Куда теплее — воспоминания о коллегах (из бывших подчиненных 25 человек «доросли» до послов) и встречах в зарубежных командировках. С королем Норвегии Улафом V встретились после лыжной прогулки. С Хрущевым — спорили в поездках, где какая рыба водится. Юрия Гагарина — знакомили со Скандинавией. В Норвегии работали одновременно с матерью будущего министра Сергея Лаврова, и сыновья-ровесники гоняли вместе в футбол. «Мы, конечно, до недавнего времени, пока могли, приходили на ежегодные приемы в МИД,— говорит Валентина Николаевна.— И министр очень тепло к нам относился: он обязательно к нам подходил, брал рюмочку, чтобы поднять за здоровье, говорил с нами и был крайне внимателен».

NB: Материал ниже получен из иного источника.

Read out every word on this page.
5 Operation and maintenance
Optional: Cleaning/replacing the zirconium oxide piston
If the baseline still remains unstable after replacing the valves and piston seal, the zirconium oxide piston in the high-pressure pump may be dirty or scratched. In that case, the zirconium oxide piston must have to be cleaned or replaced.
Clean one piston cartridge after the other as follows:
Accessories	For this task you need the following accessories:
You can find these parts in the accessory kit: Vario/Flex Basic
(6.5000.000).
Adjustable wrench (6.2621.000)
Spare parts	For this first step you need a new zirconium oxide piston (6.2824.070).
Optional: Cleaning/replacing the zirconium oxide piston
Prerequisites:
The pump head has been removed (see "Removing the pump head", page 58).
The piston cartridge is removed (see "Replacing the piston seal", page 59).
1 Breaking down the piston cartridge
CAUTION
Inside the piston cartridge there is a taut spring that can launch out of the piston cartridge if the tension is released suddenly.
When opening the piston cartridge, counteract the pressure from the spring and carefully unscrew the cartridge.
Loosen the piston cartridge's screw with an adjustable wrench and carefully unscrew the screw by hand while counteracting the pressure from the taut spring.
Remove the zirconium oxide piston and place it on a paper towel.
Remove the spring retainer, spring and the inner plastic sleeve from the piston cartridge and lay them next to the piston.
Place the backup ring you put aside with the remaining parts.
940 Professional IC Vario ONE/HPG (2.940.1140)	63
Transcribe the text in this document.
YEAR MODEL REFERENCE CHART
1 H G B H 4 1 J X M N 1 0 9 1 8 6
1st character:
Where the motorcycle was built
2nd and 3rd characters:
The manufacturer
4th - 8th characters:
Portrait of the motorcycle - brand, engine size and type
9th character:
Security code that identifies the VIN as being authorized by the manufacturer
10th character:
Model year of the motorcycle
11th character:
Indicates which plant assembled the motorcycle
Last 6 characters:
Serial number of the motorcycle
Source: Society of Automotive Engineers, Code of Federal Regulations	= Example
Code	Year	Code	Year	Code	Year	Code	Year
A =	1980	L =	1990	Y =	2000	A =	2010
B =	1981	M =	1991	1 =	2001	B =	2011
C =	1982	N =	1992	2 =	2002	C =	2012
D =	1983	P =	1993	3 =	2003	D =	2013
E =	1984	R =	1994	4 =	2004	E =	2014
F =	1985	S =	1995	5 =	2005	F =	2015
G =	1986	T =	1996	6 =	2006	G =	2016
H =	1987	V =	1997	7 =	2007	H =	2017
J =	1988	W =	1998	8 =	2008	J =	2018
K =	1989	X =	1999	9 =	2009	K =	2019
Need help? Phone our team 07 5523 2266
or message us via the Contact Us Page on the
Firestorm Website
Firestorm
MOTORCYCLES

К королеве Великобритании были приглашены на уикенд в летнюю резиденцию, Виндзорский замок, где ужинали и долго беседовали. «На дачу»,— как теперь вспоминают Луньковы. И это в атмосфере советско-британских отношений, не сильно отличавшейся от сегодняшней: буквально перед прибытием посла Лунькова в Лондон оттуда выслали 105 советских дипломатов, а затем британских спортсменов хотели удержать от участия в Олимпиаде-80. Выручали, конечно, языки: вслед за немецким были освоены шведский, норвежский, французский, английский и итальянский. Но главное, наверное,— это задача, которую посол формулирует для дипломатов (и для журналистов, кстати) в мемуарах: «Крепить взаимопонимание между государствами и народами, способствовать упрочению мира и безопасности».
А за чаем, с гостями, он объясняет это еще проще: «Надо быть в отношении людей доброжелательными. Дипломат должен быть человеком».